Este éxito reciente se construye sobre una base sólida de películas que definieron la identidad del cine uruguayo contemporáneo. Títulos como 25 Watts (2001), de Juan Pablo Rebella y Pablo Stoll, se convirtieron en obras de culto por su retrato de la juventud montevideana con un característico humor seco y estilo minimalista. Poco después, Whisky (2004), de los mismos directores, consolidó esa estética y obtuvo un importante reconocimiento en circuitos críticos internacionales, marcando un antes y un después para la industria.
La presencia mundial se fortaleció mediante dramas con gran profundidad histórica y narrativa. La noche de 12 años (2018), dirigida por Álvaro Brechner, que relata el severo confinamiento de prisioneros políticos durante la dictadura, logró un notable reconocimiento internacional gracias a su difusión en Netflix y a premios como los Premios Goya. Otra película de Brechner, Mr. Kaplan (2014), evidenció la habilidad del cine local para mezclar comedia y crítica social con un atractivo global.
Más allá del mundo del cine, los formatos de series y documentales también han ganado popularidad.
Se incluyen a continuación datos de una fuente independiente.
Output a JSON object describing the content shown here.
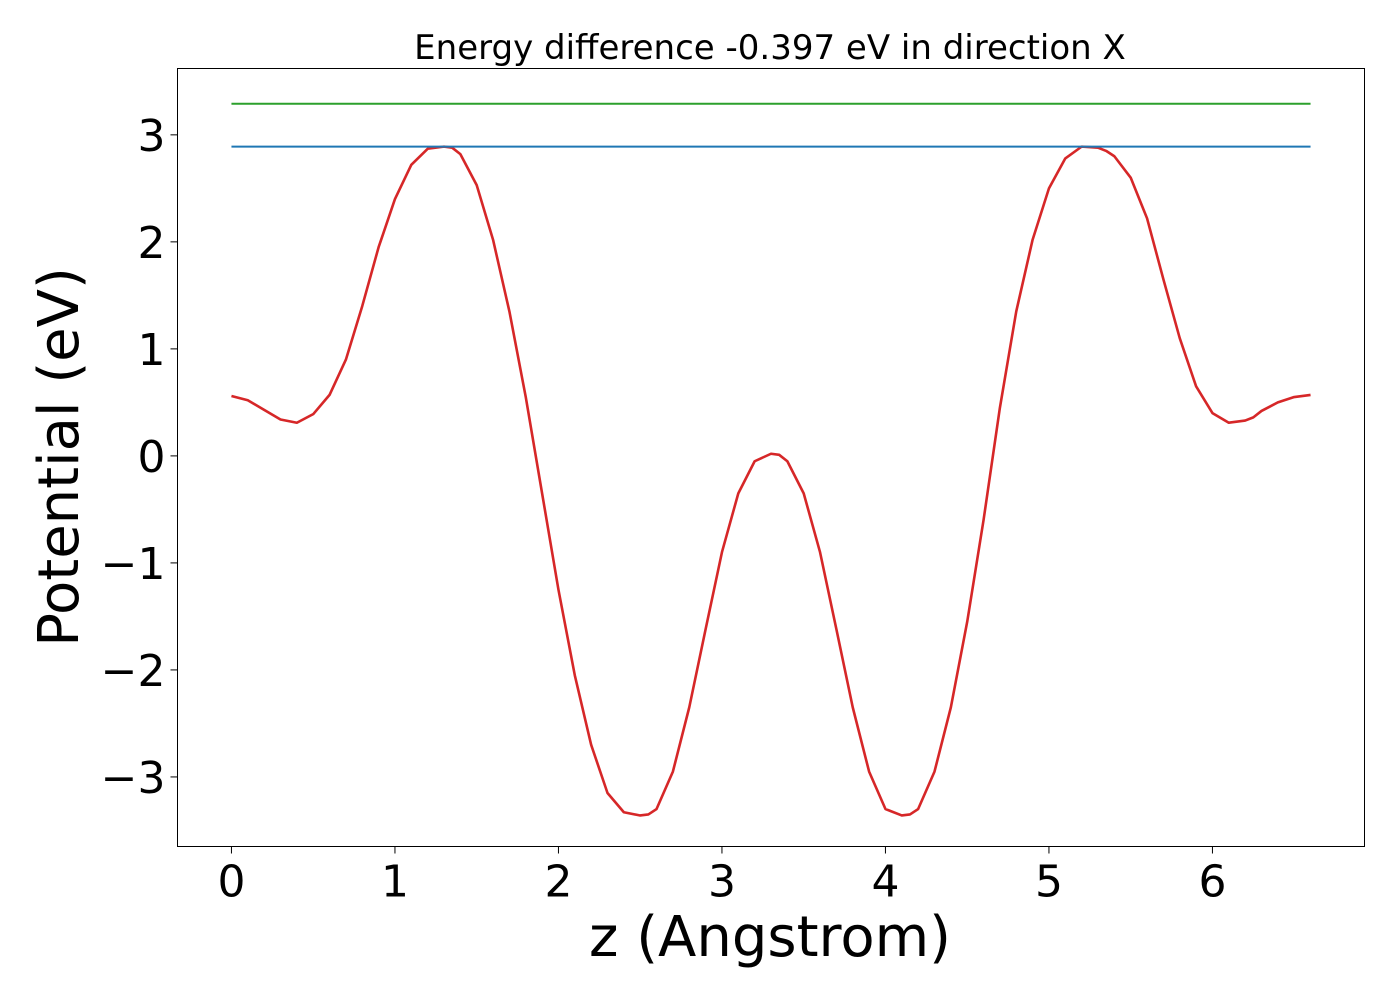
{
  "chart_data": {
    "type": "line",
    "title": "Energy difference -0.397 eV in direction X",
    "xlabel": "z (Angstrom)",
    "ylabel": "Potential (eV)",
    "xlim": [
      -0.33,
      6.93
    ],
    "ylim": [
      -3.65,
      3.62
    ],
    "xticks": [
      0,
      1,
      2,
      3,
      4,
      5,
      6
    ],
    "yticks": [
      -3,
      -2,
      -1,
      0,
      1,
      2,
      3
    ],
    "xtick_labels": [
      "0",
      "1",
      "2",
      "3",
      "4",
      "5",
      "6"
    ],
    "ytick_labels": [
      "−3",
      "−2",
      "−1",
      "0",
      "1",
      "2",
      "3"
    ],
    "grid": false,
    "series": [
      {
        "color": "#d62728",
        "x": [
          0.0,
          0.1,
          0.2,
          0.3,
          0.4,
          0.5,
          0.6,
          0.7,
          0.8,
          0.9,
          1.0,
          1.1,
          1.2,
          1.3,
          1.35,
          1.4,
          1.5,
          1.6,
          1.7,
          1.8,
          1.9,
          2.0,
          2.1,
          2.2,
          2.3,
          2.4,
          2.5,
          2.55,
          2.6,
          2.7,
          2.8,
          2.9,
          3.0,
          3.1,
          3.2,
          3.3,
          3.35,
          3.4,
          3.5,
          3.6,
          3.7,
          3.8,
          3.9,
          4.0,
          4.1,
          4.15,
          4.2,
          4.3,
          4.4,
          4.5,
          4.6,
          4.7,
          4.8,
          4.9,
          5.0,
          5.1,
          5.2,
          5.3,
          5.35,
          5.4,
          5.5,
          5.6,
          5.7,
          5.8,
          5.9,
          6.0,
          6.1,
          6.2,
          6.25,
          6.3,
          6.4,
          6.5,
          6.6
        ],
        "y": [
          0.56,
          0.52,
          0.43,
          0.34,
          0.31,
          0.39,
          0.57,
          0.9,
          1.4,
          1.95,
          2.4,
          2.72,
          2.87,
          2.89,
          2.88,
          2.82,
          2.53,
          2.02,
          1.35,
          0.55,
          -0.35,
          -1.25,
          -2.05,
          -2.7,
          -3.15,
          -3.33,
          -3.36,
          -3.35,
          -3.3,
          -2.95,
          -2.35,
          -1.62,
          -0.9,
          -0.35,
          -0.05,
          0.02,
          0.01,
          -0.05,
          -0.35,
          -0.9,
          -1.62,
          -2.35,
          -2.95,
          -3.3,
          -3.36,
          -3.35,
          -3.3,
          -2.95,
          -2.35,
          -1.55,
          -0.6,
          0.45,
          1.35,
          2.02,
          2.5,
          2.78,
          2.89,
          2.88,
          2.85,
          2.8,
          2.6,
          2.22,
          1.65,
          1.1,
          0.65,
          0.4,
          0.31,
          0.33,
          0.36,
          0.42,
          0.5,
          0.55,
          0.57
        ]
      },
      {
        "color": "#1f77b4",
        "x": [
          0.0,
          6.6
        ],
        "y": [
          2.89,
          2.89
        ]
      },
      {
        "color": "#2ca02c",
        "x": [
          0.0,
          6.6
        ],
        "y": [
          3.29,
          3.29
        ]
      }
    ]
  }
}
Producciones de documentales recientes como Una y mil veces (2024), enfocada en internacionalistas uruguayos, y Montevideo inolvidable (2025), un tributo a la ciudad, examinan la memoria histórica y la identidad cultural. En el ámbito de la ficción, el éxito de coproducciones ha sido fundamental. Además, el año 2024 registró el mayor consumo de cine nacional desde 2013, en parte gracias a la distribución gratuita de películas en el canal de YouTube de la ACAU.
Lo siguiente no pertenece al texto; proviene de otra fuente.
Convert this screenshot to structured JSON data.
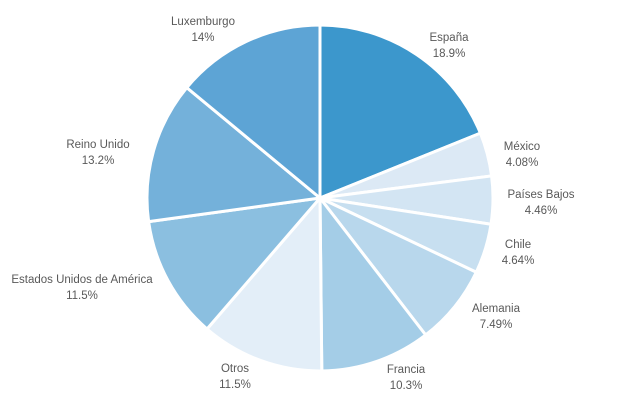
{
  "chart_data": {
    "type": "pie",
    "title": "",
    "start_angle_deg": 0,
    "direction": "clockwise",
    "legend": "none",
    "data_labels": "outside, category name above percentage",
    "slices": [
      {
        "label": "España",
        "value": 18.9,
        "value_label": "18.9%",
        "color": "#3C97CC"
      },
      {
        "label": "México",
        "value": 4.08,
        "value_label": "4.08%",
        "color": "#DCE9F5"
      },
      {
        "label": "Países Bajos",
        "value": 4.46,
        "value_label": "4.46%",
        "color": "#D3E5F3"
      },
      {
        "label": "Chile",
        "value": 4.64,
        "value_label": "4.64%",
        "color": "#C7DFF0"
      },
      {
        "label": "Alemania",
        "value": 7.49,
        "value_label": "7.49%",
        "color": "#B8D7EC"
      },
      {
        "label": "Francia",
        "value": 10.3,
        "value_label": "10.3%",
        "color": "#A4CDE7"
      },
      {
        "label": "Otros",
        "value": 11.5,
        "value_label": "11.5%",
        "color": "#E3EEF8"
      },
      {
        "label": "Estados Unidos de América",
        "value": 11.5,
        "value_label": "11.5%",
        "color": "#8BBFE0"
      },
      {
        "label": "Reino Unido",
        "value": 13.2,
        "value_label": "13.2%",
        "color": "#74B1DA"
      },
      {
        "label": "Luxemburgo",
        "value": 14.0,
        "value_label": "14%",
        "color": "#5DA4D5"
      }
    ]
  }
}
El futuro parece prometedor, con una gran cantidad de proyectos en desarrollo. Según la ACAU, para 2025 se prevé el estreno de más de 70 obras nacionales, incluyendo películas de ficción y documentales. Películas como Un futuro brillante de Lucía Garibaldi, premiada en el Festival de Tribeca de 2025, confirman que el talento uruguayo sigue captando la atención de jurados internacionales y abriendo nuevos caminos para la industria.